Un repaire pour les barons de la drogue et pour le blanchiment

Les narcos s’y sont donc installés à demeure, dans le Yucatan. « Au fil des ans, dans les années 2000, le Yucatan est passé du statut de tremplin pour le transfert de drogues de la Colombie aux États-Unis à celui de repaire des patrons et cadres intermédiaires du trafic de drogue. Selon les dossiers du Diario, d’autres chefs ou proches d’organisations criminelles au Mexique ont été appréhendés dans l’État, notamment à Mérida, où, selon certaines versions, ils établissent la résidence de leurs proches parents, comme nous l’avons déjà révélé. Bien qu’il n’y ait aucune preuve concluante que les dirigeants des cartels de la drogue au Mexique opèrent et considèrent le Yucatan comme une place importante, semblable à d’autres entités du pays, comme la voisine Quintana Roo, il existe des preuves qu’ils établissent plusieurs maisons sûres dans le territoire du Yucatecan.
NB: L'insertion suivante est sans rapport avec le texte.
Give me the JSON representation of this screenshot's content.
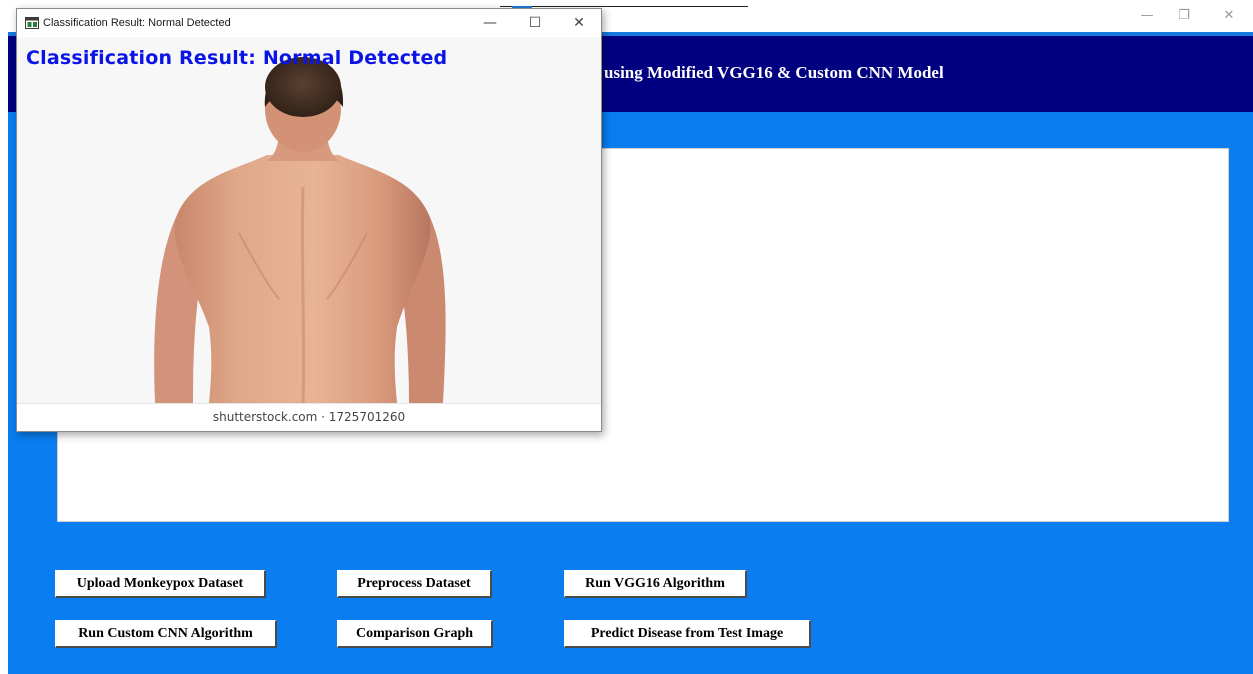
{
  "main_window": {
    "header_title": "using Modified VGG16 & Custom CNN Model",
    "buttons": {
      "upload_dataset": "Upload Monkeypox Dataset",
      "preprocess_dataset": "Preprocess Dataset",
      "run_vgg16": "Run VGG16 Algorithm",
      "run_custom_cnn": "Run Custom CNN Algorithm",
      "comparison_graph": "Comparison Graph",
      "predict_disease": "Predict Disease from Test Image"
    },
    "controls": {
      "minimize_glyph": "—",
      "restore_glyph": "❐",
      "close_glyph": "✕"
    }
  },
  "popup": {
    "window_title": "Classification Result: Normal Detected",
    "result_text": "Classification Result: Normal Detected",
    "watermark": "shutterstock.com · 1725701260",
    "controls": {
      "minimize_glyph": "—",
      "maximize_glyph": "☐",
      "close_glyph": "✕"
    }
  },
  "colors": {
    "header_bg": "#000080",
    "body_bg": "#0a7ef0",
    "result_text": "#0a14e6"
  },
  "icons": {
    "popup_app": "app-window-icon"
  }
}
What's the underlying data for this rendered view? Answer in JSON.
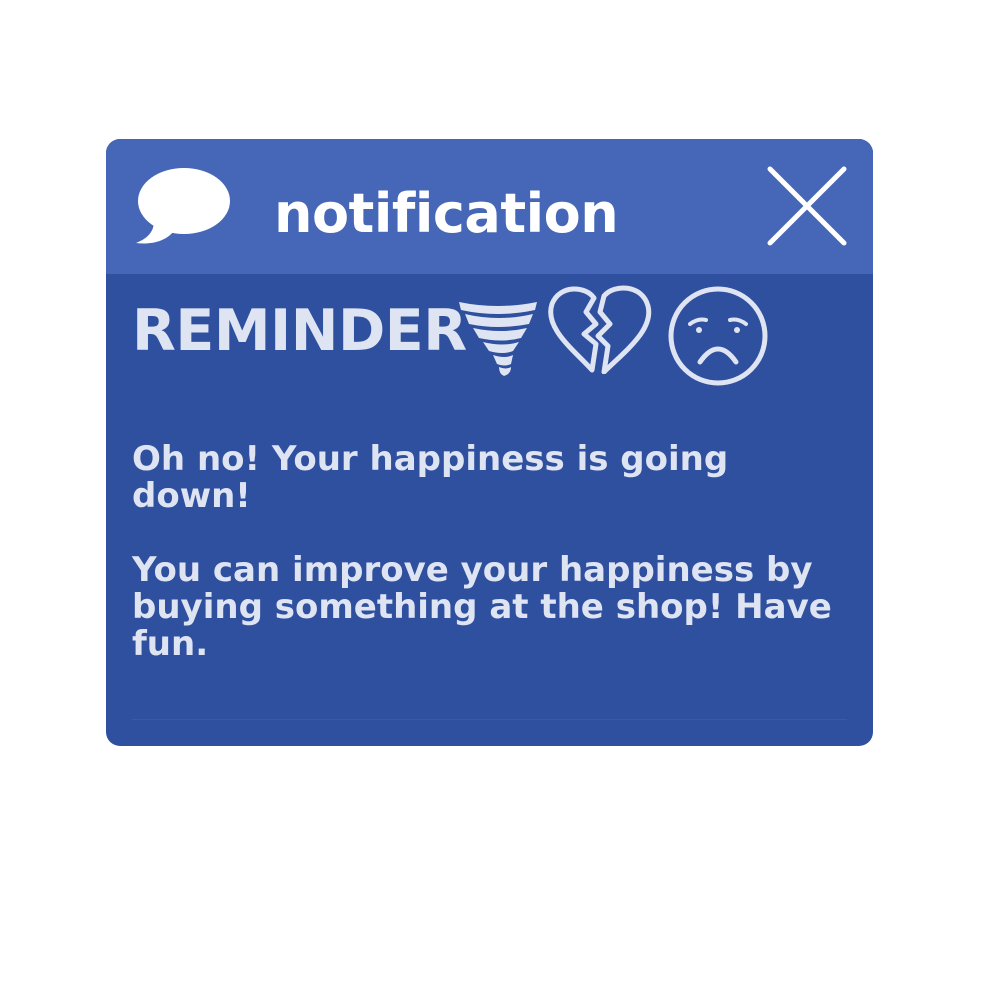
{
  "window": {
    "title": "notification",
    "heading": "REMINDER",
    "message_1": "Oh no! Your happiness is going down!",
    "message_2": "You can improve your happiness by buying something at the shop! Have fun."
  },
  "icons": {
    "title": "speech-bubble-icon",
    "close": "close-icon",
    "heading": [
      "tornado-icon",
      "broken-heart-icon",
      "sad-face-icon"
    ]
  },
  "colors": {
    "titlebar": "#4666b8",
    "body": "#2f4f9f",
    "title_text": "#ffffff",
    "body_text": "#dfe4f3"
  }
}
Un rapport de la police nationale colombienne et de la DEA, que le journal a reproduit sur ses pages le 15 août 1998, mentionne Alcides Ramón Magaña, alias «El Metro», (ici à gauche sa très imposante villa à Cancun) comme l’un des hommes qui aspiraient alors à prendre le relais d’Amado Carrillo Fuentes, connu sous le nom de « Le Seigneur des cieux », ajoute que « Alcides Ramón Magaña est chargé de maintenir le contact avec les trafiquants de drogue colombiens pour la réception des drogues qui arrivent par la péninsule du Yucatan »La saisie d’une somptueuse résidence dans le complexe exclusif d’Isla Dorada (en haut à gauche), dans la zone hôtelière de Cancun, Quintana Roo, le 19 novembre 2001, propriété présumée d’Osiel Cárdenas Guillén, chef du Cartel du Golfe, a révélé que le patron du trafiquant de drogue avait d’autres «branches» de l’organisation criminelle qu’il dirigeait dans d’autres parties de la péninsule, y compris le Yucatan. »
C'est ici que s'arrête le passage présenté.